I'm thinking of going to a nutritionist (looking forward to hearing about your appt Denise) to see what I can do to get more 'bang' for my points (Weight Watchers). As an example - this morning I just grabbed some toast before taking the boys to school and started my ride. I had cytomax (sp?) in one of my bottles. I planned to do a 25 mile loop. So, my legs were dead for the first 6-8 miles and then I stopped to drink some water and then also had a gu. After a little while I started feeling much better and finished the rest of the ride strong and not really very 'spent' at the end; so I'm sure its a nutrition thing. I have a 40 miler to do on Wednesday and then I've got to bump up to 50 next week and do that mileage a couple of times before I do the Tour de Conejo (68 miler - 3k elevation gain) 5/13.
My question is this - are there any particular foods that work well (or better) for recovery? I am usually not sore, just fatigued for more time than I feel is appropriate for the effort I'm expending.
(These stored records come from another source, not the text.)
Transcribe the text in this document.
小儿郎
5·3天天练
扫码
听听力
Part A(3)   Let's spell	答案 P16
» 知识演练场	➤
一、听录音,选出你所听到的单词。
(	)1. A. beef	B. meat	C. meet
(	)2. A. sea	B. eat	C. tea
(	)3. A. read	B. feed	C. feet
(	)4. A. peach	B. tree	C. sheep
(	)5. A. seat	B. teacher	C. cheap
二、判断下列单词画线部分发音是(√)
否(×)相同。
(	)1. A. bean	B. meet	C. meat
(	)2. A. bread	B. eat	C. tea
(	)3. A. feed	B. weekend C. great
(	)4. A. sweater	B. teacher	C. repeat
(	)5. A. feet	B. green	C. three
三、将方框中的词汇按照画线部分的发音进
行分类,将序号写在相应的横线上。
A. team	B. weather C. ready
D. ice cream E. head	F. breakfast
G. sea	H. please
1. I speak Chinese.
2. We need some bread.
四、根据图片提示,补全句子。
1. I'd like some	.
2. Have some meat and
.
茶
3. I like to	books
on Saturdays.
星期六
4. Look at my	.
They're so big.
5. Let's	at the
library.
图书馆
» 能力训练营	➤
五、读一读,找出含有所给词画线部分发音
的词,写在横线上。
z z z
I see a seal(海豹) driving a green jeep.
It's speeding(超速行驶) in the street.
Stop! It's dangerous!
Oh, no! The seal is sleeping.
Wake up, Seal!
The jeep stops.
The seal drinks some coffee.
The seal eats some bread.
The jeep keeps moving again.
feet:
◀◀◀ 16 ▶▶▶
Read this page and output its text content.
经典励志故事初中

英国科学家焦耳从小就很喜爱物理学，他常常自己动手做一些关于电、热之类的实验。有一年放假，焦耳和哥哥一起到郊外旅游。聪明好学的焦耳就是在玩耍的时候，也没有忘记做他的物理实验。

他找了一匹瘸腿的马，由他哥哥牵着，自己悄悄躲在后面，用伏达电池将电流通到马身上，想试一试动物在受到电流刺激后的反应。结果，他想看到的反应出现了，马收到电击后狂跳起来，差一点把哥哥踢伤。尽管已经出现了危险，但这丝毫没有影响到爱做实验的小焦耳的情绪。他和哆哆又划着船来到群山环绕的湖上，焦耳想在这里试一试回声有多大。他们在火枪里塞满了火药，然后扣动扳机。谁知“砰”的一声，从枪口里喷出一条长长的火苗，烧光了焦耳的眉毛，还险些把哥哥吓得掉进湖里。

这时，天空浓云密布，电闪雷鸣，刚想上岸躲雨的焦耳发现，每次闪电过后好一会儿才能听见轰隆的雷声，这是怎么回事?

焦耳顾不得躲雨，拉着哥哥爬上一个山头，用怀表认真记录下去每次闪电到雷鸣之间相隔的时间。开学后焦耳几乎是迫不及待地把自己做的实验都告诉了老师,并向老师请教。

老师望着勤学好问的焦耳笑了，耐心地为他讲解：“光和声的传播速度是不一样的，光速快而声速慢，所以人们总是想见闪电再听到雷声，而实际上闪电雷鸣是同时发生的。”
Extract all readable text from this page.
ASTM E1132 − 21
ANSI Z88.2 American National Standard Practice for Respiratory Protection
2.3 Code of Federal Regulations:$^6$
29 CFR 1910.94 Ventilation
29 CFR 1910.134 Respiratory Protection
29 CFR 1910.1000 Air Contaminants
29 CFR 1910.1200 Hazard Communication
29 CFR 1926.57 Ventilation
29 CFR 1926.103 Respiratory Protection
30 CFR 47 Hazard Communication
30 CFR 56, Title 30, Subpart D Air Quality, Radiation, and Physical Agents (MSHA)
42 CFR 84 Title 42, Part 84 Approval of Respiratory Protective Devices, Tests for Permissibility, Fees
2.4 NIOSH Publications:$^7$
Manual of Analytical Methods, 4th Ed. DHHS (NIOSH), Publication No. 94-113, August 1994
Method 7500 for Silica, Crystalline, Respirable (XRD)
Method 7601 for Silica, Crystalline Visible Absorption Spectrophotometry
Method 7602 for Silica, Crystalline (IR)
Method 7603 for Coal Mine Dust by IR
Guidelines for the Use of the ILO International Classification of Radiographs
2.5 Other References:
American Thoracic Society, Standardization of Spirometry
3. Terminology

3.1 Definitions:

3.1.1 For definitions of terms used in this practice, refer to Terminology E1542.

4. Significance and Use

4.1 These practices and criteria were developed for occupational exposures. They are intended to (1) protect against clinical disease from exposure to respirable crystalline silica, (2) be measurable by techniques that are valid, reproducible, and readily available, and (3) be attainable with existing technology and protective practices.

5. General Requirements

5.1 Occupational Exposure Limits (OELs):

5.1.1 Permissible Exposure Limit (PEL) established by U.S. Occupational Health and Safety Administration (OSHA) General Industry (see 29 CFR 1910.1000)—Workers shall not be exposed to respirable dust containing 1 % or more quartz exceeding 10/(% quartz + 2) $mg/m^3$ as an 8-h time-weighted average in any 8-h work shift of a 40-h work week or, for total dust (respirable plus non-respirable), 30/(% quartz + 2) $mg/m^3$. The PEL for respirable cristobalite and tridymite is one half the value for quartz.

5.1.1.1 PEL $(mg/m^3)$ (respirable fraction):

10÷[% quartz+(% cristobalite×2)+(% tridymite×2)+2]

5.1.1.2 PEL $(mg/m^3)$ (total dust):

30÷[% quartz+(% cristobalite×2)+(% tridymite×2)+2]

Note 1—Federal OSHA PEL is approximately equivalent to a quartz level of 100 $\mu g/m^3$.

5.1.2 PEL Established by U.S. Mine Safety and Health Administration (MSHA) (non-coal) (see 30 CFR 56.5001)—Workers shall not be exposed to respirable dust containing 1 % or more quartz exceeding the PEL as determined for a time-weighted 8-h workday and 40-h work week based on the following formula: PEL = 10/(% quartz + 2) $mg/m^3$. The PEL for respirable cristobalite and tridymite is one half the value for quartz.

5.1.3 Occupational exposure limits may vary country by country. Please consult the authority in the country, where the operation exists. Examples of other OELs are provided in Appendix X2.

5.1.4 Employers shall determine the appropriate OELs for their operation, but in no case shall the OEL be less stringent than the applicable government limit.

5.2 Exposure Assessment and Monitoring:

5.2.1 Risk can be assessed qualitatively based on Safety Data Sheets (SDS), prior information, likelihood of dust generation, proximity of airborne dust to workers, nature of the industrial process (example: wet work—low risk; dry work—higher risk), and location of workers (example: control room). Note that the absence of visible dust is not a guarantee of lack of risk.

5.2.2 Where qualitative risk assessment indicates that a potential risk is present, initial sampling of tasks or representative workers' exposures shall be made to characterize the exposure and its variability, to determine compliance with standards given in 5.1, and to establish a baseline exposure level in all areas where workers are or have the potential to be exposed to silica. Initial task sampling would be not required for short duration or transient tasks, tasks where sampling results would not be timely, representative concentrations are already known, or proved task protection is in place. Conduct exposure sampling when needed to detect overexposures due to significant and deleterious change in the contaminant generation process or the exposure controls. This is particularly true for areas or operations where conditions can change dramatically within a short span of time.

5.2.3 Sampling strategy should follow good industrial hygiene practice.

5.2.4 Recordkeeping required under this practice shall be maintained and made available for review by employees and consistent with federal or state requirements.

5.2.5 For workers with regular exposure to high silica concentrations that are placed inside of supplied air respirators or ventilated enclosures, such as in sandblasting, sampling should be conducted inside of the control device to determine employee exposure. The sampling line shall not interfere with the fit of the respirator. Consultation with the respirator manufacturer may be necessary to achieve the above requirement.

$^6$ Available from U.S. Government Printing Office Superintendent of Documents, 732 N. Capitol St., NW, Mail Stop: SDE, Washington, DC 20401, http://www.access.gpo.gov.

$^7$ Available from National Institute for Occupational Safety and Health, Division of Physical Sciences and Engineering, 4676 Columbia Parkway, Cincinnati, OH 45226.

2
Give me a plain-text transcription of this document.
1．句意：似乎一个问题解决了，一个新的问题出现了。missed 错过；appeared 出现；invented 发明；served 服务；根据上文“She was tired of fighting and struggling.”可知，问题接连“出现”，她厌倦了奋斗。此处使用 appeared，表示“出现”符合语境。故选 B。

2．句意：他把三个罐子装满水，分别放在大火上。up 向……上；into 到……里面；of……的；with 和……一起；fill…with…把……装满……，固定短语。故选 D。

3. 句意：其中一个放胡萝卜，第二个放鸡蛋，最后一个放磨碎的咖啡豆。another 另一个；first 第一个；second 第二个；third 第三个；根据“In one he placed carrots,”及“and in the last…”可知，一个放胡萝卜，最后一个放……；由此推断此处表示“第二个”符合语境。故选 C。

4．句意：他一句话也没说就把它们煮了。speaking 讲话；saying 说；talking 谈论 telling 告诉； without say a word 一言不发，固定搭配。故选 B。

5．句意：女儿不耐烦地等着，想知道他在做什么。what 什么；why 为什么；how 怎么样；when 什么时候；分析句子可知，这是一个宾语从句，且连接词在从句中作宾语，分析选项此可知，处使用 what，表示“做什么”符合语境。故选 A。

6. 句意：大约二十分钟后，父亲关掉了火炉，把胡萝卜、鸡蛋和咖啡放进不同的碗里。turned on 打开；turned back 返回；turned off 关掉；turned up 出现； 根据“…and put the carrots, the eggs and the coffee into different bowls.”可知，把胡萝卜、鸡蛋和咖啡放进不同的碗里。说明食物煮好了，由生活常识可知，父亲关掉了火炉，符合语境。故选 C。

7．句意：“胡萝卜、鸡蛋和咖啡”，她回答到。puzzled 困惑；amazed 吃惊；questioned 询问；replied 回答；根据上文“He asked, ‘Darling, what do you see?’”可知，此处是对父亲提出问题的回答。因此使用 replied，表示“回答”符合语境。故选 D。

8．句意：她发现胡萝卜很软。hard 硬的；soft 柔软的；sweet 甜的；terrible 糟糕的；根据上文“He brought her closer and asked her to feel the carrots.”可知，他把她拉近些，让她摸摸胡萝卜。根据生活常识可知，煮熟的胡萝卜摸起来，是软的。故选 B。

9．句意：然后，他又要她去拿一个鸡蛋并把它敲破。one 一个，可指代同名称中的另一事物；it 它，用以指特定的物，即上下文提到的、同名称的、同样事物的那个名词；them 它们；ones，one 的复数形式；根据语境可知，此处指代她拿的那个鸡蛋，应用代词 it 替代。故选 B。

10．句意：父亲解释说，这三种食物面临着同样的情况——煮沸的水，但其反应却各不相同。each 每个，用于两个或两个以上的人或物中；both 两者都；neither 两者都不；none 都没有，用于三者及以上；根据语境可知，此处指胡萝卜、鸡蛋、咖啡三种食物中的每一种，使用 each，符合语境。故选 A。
Sorry so long, I'm getting frustrated because I really wanted to have bumped up my long ride a little further and feel a little stronger by now. Although, maybe this is all normal given that I started from zero March 1st after having been off the bike for 7 years???? OR, maybe its just old age :eek:
Anyway, any suggestions, comments, info, rumours etc. would be greatly appreciated!
Tracy
As a registered dietitian....
...I agree with that article. Another good resource is a book written by a dietitian named Nancy Clark..here's the link
http://www.amazon.com/gp/product/097...lance&n=283155
As for me, I did my first century last year. For a 2 hr ride, at least an hr before, I have an egg, wheat toast, and 4 oz. choc milk. Then just water the rest of the ride. Anything more than that, I may bring GU or trail mix and use propel instead of water. For the century, we had alot of PBJ, clifbars, GU in the flask, etc. and ate every 2 hrs. I also supplemented the water with Gatorade & added salted nuts to help prevent hyponatremia. If you spread your calories out over the day, including protein each time you eat, you may feel more satisfied and lose the last few pounds, but I would bet as you increase mileage, you will lose it anyway. For recovery, if I don't have something within 30 minutes, my legs are killing me for days, but any protein/carb mix works for me, like again, a PBJ or choc milk...sugar sweetened iced coffee with lots of milk works nicely on those hot rides too.. Good luck!